Eto'o coupe le cordon avec l'État : Jeune Afrique révèle comment la FECAFOOT finance désormais ses sélectionneurs

Eto'o Kombi Absence De Brys Image illustrative

Mon, 16 Mar 2026 Source: www.camerounweb.com

C'est une révolution tranquille dans le modèle économique du football camerounais. Dans une interview accordée à Digital B Agency et analysée en exclusivité par Jeune Afrique ce 15 mars 2026, Samuel Eto'o a acté une rupture majeure : la FECAFOOT prend désormais seule en charge les salaires de tous ses sélectionneurs nationaux — une charge jusqu'ici assurée par l'État pour l'équipe première masculine. Derrière cette annonce spectaculaire, une architecture financière inédite que Jeune Afrique décortique pièce par pièce.
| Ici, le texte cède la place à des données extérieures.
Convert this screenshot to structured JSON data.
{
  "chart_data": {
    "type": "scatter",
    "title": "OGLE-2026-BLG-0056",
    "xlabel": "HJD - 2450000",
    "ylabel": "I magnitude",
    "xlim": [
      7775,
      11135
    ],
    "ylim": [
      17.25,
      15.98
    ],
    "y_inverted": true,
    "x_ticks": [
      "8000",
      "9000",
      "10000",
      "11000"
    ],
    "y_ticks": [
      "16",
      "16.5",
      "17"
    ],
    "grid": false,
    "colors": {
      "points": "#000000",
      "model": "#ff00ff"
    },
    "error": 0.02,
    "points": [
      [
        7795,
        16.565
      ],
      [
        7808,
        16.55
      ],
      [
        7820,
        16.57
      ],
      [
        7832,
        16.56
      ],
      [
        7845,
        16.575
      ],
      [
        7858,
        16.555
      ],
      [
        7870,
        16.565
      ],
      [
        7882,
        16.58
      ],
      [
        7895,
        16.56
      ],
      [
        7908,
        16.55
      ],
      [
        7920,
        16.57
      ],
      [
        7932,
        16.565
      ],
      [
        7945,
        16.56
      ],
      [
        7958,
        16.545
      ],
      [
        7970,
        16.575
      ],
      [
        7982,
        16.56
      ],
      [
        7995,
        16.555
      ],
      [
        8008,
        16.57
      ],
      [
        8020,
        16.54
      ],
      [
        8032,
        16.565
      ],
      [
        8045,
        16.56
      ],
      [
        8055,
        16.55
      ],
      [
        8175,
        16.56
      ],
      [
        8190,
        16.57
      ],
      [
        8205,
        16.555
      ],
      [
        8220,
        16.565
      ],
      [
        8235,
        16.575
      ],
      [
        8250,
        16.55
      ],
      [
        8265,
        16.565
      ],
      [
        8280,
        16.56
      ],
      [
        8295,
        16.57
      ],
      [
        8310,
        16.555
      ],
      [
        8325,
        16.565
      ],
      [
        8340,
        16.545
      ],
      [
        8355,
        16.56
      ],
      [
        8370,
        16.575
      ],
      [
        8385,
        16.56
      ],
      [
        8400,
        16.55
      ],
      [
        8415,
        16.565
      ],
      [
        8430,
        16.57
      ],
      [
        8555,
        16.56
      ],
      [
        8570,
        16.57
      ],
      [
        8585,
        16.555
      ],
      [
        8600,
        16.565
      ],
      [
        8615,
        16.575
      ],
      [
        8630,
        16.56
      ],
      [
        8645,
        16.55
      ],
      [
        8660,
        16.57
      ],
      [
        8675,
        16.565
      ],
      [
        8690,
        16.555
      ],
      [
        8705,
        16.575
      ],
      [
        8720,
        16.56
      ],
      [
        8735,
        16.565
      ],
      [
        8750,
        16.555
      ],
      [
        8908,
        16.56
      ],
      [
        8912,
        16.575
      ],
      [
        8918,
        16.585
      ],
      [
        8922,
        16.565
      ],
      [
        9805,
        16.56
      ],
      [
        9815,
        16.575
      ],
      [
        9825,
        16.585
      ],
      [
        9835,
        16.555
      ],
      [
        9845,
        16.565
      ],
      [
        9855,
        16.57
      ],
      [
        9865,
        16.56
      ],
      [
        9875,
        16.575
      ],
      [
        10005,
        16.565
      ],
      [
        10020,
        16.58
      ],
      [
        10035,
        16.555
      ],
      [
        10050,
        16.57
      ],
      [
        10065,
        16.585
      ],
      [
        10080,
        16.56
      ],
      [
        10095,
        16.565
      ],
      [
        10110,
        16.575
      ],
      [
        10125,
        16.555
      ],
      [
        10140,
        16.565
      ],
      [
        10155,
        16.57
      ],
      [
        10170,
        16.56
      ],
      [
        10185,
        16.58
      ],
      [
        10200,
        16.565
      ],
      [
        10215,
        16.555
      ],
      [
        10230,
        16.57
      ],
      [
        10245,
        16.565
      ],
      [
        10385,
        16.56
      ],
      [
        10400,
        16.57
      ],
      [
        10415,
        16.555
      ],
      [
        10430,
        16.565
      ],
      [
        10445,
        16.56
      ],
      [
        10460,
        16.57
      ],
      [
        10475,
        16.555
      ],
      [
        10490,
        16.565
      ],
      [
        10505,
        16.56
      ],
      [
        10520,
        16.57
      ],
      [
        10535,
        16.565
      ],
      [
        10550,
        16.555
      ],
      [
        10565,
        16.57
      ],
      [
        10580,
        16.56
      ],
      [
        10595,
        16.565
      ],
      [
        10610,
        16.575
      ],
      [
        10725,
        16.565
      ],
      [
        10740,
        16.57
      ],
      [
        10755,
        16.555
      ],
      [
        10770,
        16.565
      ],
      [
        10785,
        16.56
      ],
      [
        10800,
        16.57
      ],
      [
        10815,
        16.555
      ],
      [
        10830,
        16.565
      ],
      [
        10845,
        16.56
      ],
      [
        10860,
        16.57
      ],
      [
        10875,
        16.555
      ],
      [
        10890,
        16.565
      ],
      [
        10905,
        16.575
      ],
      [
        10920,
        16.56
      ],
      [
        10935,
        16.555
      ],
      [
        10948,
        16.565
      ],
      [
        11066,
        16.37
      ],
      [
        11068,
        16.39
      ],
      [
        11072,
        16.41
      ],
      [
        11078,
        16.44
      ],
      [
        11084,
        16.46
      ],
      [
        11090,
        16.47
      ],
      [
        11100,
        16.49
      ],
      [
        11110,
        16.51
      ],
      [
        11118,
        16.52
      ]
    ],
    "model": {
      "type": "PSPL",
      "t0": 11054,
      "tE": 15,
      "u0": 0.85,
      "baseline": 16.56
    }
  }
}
« Nous ne pouvons pas continuer comme cela, avec ce modèle économique où nous allons tout le temps demander à l'État de payer toutes les dépenses des équipes nationales », a déclaré Eto'o, cité par Jeune Afrique. En filigrane, le diagnostic est sévère : une fédération qui tend perpétuellement la main à l'État est une fédération sous tutelle — incapable de décider librement de ses choix sportifs et techniques sans devoir en négocier le financement avec le MINSEP. Pour le président de la FECAFOOT, ce modèle de dépendance est aussi une forme de servitude politique.

Le quart de finale du Maroc, un apport providentiel d'1,1 million d'euros

Jeune Afrique révèle le premier pilier de ce nouveau modèle : les dotations de compétition. Le parcours honorable des Lions Indomptables jusqu'aux quarts de finale de la CAN 2025 au Maroc — éliminés 0-2 par le pays organisateur — a rapporté à la FECAFOOT la dotation que la CAF verse à chaque quart de finaliste : 1 122 000 euros. Une somme significative, qui prouve que les résultats sportifs ont désormais une traduction directe sur la santé financière de la fédération. Aller loin dans les compétitions, c'est aussi financer les salaires des techniciens.
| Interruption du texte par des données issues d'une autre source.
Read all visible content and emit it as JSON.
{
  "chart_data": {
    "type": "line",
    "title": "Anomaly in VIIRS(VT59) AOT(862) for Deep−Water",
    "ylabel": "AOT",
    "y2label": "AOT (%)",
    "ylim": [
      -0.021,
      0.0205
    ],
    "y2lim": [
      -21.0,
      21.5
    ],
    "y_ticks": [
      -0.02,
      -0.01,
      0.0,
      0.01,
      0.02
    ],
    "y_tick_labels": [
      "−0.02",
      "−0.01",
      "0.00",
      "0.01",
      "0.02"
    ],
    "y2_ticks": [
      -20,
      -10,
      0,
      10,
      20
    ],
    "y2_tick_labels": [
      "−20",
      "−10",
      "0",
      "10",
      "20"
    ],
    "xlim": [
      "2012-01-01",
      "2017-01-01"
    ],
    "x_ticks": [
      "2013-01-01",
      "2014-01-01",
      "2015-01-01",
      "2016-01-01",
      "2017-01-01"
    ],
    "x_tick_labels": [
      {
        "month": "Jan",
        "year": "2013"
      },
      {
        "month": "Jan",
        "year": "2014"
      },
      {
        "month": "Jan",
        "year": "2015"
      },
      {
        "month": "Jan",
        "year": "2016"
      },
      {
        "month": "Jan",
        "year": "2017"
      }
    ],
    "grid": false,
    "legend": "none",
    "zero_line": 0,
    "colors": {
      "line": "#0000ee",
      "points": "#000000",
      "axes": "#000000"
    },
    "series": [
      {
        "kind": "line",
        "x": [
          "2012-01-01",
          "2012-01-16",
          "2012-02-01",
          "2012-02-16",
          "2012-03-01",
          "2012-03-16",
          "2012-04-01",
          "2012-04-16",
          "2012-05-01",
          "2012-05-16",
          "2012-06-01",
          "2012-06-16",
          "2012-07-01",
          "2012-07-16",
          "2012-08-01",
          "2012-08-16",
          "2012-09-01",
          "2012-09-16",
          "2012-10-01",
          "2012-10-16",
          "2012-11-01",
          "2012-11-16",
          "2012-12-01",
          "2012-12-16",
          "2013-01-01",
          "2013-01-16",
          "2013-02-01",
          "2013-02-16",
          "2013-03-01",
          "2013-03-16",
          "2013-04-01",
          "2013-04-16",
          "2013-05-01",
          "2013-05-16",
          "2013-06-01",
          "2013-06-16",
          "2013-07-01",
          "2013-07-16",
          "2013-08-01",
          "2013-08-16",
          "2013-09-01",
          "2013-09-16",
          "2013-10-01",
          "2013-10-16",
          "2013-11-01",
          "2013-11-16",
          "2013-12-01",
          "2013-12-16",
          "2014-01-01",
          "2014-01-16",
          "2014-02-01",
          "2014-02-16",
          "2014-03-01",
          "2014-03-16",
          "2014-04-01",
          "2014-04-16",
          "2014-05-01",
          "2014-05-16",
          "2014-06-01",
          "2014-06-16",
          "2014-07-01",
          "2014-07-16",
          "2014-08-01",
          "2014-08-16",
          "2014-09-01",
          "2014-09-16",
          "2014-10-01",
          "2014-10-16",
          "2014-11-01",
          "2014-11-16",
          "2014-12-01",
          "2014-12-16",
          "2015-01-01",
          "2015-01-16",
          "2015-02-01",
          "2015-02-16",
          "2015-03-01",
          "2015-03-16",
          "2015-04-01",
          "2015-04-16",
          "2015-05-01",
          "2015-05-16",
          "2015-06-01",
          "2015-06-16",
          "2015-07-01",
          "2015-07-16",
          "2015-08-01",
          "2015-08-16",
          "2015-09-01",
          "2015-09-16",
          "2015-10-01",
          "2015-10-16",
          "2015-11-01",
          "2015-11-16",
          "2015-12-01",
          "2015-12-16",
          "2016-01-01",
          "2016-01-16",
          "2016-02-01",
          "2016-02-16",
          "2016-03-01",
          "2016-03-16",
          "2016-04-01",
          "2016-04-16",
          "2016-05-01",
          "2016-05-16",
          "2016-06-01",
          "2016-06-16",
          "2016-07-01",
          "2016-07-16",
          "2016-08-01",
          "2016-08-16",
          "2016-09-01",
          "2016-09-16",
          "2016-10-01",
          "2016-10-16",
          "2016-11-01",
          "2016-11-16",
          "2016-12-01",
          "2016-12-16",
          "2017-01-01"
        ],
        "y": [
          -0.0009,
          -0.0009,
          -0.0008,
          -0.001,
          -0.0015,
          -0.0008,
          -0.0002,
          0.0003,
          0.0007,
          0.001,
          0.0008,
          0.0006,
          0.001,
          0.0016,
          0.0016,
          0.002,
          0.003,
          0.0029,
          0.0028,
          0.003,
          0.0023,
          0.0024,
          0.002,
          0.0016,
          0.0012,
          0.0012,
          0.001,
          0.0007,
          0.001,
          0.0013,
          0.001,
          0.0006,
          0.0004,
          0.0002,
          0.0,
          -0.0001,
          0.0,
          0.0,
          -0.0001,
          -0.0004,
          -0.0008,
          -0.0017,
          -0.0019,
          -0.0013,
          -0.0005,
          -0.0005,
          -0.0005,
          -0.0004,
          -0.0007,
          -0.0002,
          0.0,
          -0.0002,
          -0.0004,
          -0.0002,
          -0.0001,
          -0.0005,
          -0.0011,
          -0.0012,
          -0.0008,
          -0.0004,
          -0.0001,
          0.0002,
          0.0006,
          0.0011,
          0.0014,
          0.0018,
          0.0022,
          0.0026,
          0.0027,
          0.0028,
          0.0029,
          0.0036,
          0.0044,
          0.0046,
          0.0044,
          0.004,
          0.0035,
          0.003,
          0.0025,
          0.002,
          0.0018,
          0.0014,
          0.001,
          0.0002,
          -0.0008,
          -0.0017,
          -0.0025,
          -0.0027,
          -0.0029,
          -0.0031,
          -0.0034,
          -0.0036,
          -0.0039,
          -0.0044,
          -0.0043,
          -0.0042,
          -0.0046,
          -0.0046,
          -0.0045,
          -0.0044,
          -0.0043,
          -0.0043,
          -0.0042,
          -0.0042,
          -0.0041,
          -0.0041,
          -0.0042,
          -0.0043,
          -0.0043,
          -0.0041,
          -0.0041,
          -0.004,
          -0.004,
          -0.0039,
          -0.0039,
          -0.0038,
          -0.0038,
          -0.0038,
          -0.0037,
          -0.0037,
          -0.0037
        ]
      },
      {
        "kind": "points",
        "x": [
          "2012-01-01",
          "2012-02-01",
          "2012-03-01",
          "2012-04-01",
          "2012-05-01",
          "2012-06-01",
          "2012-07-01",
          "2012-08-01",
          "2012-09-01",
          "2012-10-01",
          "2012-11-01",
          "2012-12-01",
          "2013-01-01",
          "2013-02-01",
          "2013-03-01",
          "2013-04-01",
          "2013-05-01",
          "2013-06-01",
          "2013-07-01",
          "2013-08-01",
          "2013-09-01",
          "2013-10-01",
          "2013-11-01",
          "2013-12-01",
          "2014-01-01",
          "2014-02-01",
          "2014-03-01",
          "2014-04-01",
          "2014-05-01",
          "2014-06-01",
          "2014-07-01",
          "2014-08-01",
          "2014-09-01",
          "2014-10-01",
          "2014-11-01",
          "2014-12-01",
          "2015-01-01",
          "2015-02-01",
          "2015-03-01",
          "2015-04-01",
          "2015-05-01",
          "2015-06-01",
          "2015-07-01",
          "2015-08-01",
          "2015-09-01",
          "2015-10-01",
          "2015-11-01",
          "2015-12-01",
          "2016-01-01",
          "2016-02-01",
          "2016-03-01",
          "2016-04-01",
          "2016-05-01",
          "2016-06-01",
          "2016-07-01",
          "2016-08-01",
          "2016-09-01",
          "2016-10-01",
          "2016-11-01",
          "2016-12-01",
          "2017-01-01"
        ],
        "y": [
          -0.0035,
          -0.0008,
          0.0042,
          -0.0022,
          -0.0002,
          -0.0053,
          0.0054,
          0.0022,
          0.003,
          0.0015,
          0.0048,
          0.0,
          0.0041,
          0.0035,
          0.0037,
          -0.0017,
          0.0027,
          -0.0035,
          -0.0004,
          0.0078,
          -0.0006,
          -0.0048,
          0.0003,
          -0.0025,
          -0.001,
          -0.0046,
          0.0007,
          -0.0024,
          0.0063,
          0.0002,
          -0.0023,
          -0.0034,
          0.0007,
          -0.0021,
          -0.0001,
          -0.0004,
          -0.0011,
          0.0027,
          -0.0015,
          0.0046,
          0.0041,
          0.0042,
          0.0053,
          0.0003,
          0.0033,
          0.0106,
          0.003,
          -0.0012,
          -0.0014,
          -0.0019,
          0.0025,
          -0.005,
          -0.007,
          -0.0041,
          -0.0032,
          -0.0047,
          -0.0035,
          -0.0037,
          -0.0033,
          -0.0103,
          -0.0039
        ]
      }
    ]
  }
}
Le second pilier, et le plus structurant sur le long terme, c'est la base de sponsors que la FECAFOOT a constituée discrètement. Jeune Afrique en révèle la liste complète : MTN Cameroun, Orange Cameroun, l'équipementier suisse Fourteen, l'opérateur de paris 1XBet, et cinq partenaires locaux — Sky Motors Group, Société Anonyme des Boissons du Cameroun, BetPawa, Guinness Cameroun et TIOF.
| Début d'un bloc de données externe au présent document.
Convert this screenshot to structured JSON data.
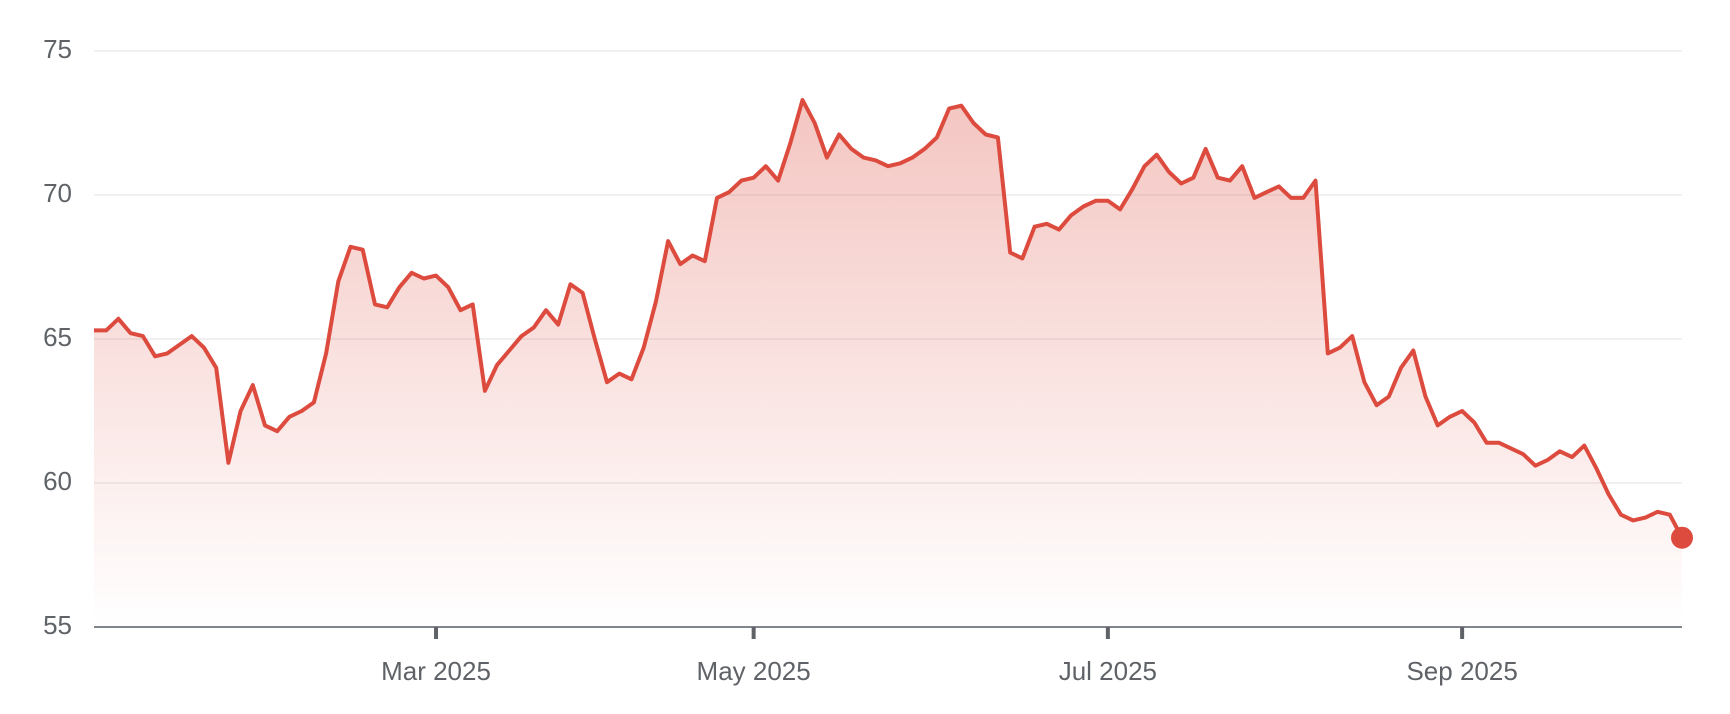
{
  "chart_data": {
    "type": "line",
    "categories": [
      null,
      null,
      null,
      null,
      null,
      null,
      null,
      null,
      null,
      null,
      null,
      null,
      null,
      null,
      null,
      null,
      null,
      null,
      null,
      null,
      null,
      null,
      null,
      null,
      null,
      null,
      null,
      null,
      "Mar 2025",
      null,
      null,
      null,
      null,
      null,
      null,
      null,
      null,
      null,
      null,
      null,
      null,
      null,
      null,
      null,
      null,
      null,
      null,
      null,
      null,
      null,
      null,
      null,
      null,
      null,
      "May 2025",
      null,
      null,
      null,
      null,
      null,
      null,
      null,
      null,
      null,
      null,
      null,
      null,
      null,
      null,
      null,
      null,
      null,
      null,
      null,
      null,
      null,
      null,
      null,
      null,
      null,
      null,
      null,
      null,
      "Jul 2025",
      null,
      null,
      null,
      null,
      null,
      null,
      null,
      null,
      null,
      null,
      null,
      null,
      null,
      null,
      null,
      null,
      null,
      null,
      null,
      null,
      null,
      null,
      null,
      null,
      null,
      null,
      null,
      null,
      "Sep 2025",
      null,
      null,
      null,
      null,
      null,
      null,
      null,
      null,
      null,
      null,
      null,
      null,
      null,
      null,
      null,
      null,
      null,
      null
    ],
    "values": [
      65.3,
      65.3,
      65.7,
      65.2,
      65.1,
      64.4,
      64.5,
      64.8,
      65.1,
      64.7,
      64.0,
      60.7,
      62.5,
      63.4,
      62.0,
      61.8,
      62.3,
      62.5,
      62.8,
      64.5,
      67.0,
      68.2,
      68.1,
      66.2,
      66.1,
      66.8,
      67.3,
      67.1,
      67.2,
      66.8,
      66.0,
      66.2,
      63.2,
      64.1,
      64.6,
      65.1,
      65.4,
      66.0,
      65.5,
      66.9,
      66.6,
      65.0,
      63.5,
      63.8,
      63.6,
      64.7,
      66.3,
      68.4,
      67.6,
      67.9,
      67.7,
      69.9,
      70.1,
      70.5,
      70.6,
      71.0,
      70.5,
      71.8,
      73.3,
      72.5,
      71.3,
      72.1,
      71.6,
      71.3,
      71.2,
      71.0,
      71.1,
      71.3,
      71.6,
      72.0,
      73.0,
      73.1,
      72.5,
      72.1,
      72.0,
      68.0,
      67.8,
      68.9,
      69.0,
      68.8,
      69.3,
      69.6,
      69.8,
      69.8,
      69.5,
      70.2,
      71.0,
      71.4,
      70.8,
      70.4,
      70.6,
      71.6,
      70.6,
      70.5,
      71.0,
      69.9,
      70.1,
      70.3,
      69.9,
      69.9,
      70.5,
      64.5,
      64.7,
      65.1,
      63.5,
      62.7,
      63.0,
      64.0,
      64.6,
      63.0,
      62.0,
      62.3,
      62.5,
      62.1,
      61.4,
      61.4,
      61.2,
      61.0,
      60.6,
      60.8,
      61.1,
      60.9,
      61.3,
      60.5,
      59.6,
      58.9,
      58.7,
      58.8,
      59.0,
      58.9,
      58.1
    ],
    "color": "#dc4b3e",
    "ylim": [
      55,
      75
    ],
    "yticks": [
      55,
      60,
      65,
      70,
      75
    ],
    "grid": true
  }
}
Un portefeuille de dix partenaires, mêlant multinationales des télécoms, acteurs des paris sportifs et entreprises locales — une diversification qui réduit la vulnérabilité de la fédération face à la défaillance d'un seul partenaire. « Le président souhaite que tous les sélectionneurs — onze techniciens et les staffs — soient sous contrat avec la fédération », confirme une source interne à la FECAFOOT citée par Jeune Afrique.

Jeune Afrique précise toutefois les limites de cette autonomie : l'État continuera à financer les déplacements des sélections nationales, une pratique courante en Afrique. Une ligne de dépenses que la FECAFOOT ne prétend pas encore absorber. La frontière reste donc tracée — salaires du côté de la fédération, logistique du côté de l'État — mais elle s'est déplacée, et de façon substantielle, en faveur d'Eto'o. Mouelle Kombi a perdu une main sur le football camerounais. Il lui reste l'autre.